2. Put the flour, sugar, yeast, and salt into the bowl of a stand mixer fitted with the dough hook or a large bowl (if using a hand mixer). Turn the mixer to low and pour the liquid ingredients into the flour mixture. Increase the speed to medium and mix until the dough starts coming away from the sides of the bowl, about 2 minutes. (If the dough doesn't pull away from the sides after a few minutes, add another tablespoon of flour and mix again.)
3. Transfer the dough to a floured surface and knead it until it is soft and elastic, about 5 minutes. Add a little flour as you go if it starts to get sticky.
4. Grease a large bowl with olive oil. Put the dough in the bowl and turn it over a few times so the oil lightly coats its surface. Cover the bowl with plastic wrap and set it in a warm place to rise until it has doubled, about 3 hours.
5. When the dough has risen, turn it out onto a lightly floured surface and gently stretch it out (without ripping it) to form a 12 x 20-inch rectangle. The longer side of the rectangle should be facing you, with the shorter ends on the sides.

6. Brush the surface of the dough with the remaining 2 tablespoons melted butter. Mix the brown sugar and cinnamon in a small bowl, then sprinkle them onto the dough, covering the dough all the way to the bottom and sides of the rectangle but leaving about 1 inch of uncovered dough along the top (the side
farthest from you).
7. Working from the end closest to you, gently roll the dough up into a tight spiral.
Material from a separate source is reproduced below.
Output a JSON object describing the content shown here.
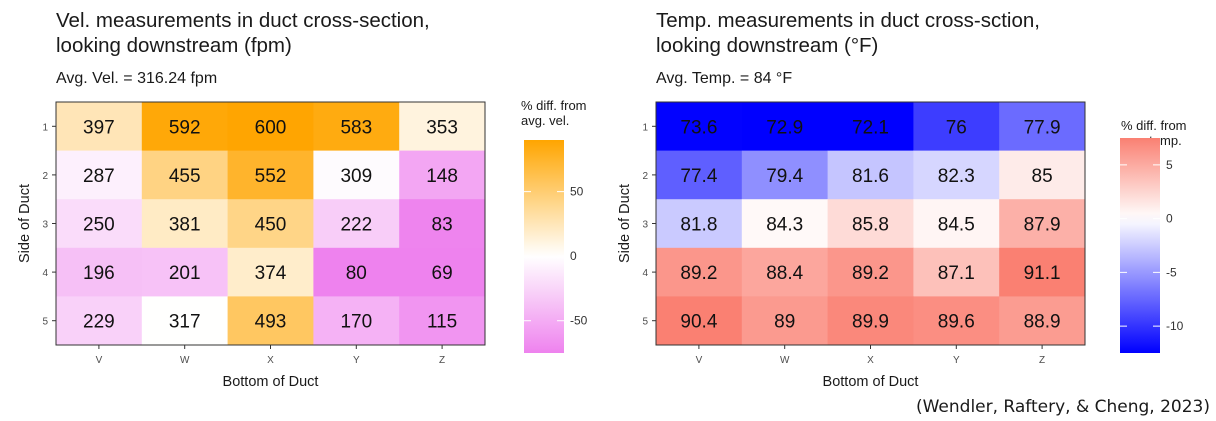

The edge with no filling (at the top) will stick to the roll; pinch it lightly so
that it seals.
8. Grease two 12-cup muffin tins with olive oil.
9. Use a knife to make 24 even marks along the roll (this is easiest if you start with a mark in the center, then mark the halfway point on each side, then the halfway point of those sections, and so on). Use a piece of dental floss to cut each roll from the dough log: scoot the string under one end of the log and cross it over the top, then pull both ends so that the string cuts through the log evenly. Transfer the cut section to one well in the muffin tin, with the spiral up. Repeat, moving down the log, to cut and place all 24 rolls.
10. Cover the tins with plastic wrap and let the rolls rise until doubled in size, 1 to 2 hours (or refrigerate them overnight, then bring them up to room temperature; make sure they've doubled in size before baking).
11. Preheat the oven to 350°F.
12. Bake for 10 to 12 minutes, until the rolls are golden brown. Remove the rolls from the oven and let them cool to room temperature.

MAKE THE FROSTING
1. Beat the cream cheese with a hand mixer in a medium bowl until it's light and fluffy, then beat in the powdered sugar, 1⁄2 cup at a time. Add the milk and beat on high until you have a smooth mixture that leaves a thick coat on the back of a spoon but still runs easily; mix in a bit more powdered sugar or milk
if necessary to get the right consistency.
2. When the buns have cooled to room temperature, spread the frosting evenly over the tops. Store the buns in an airtight container for 2 to 3 days.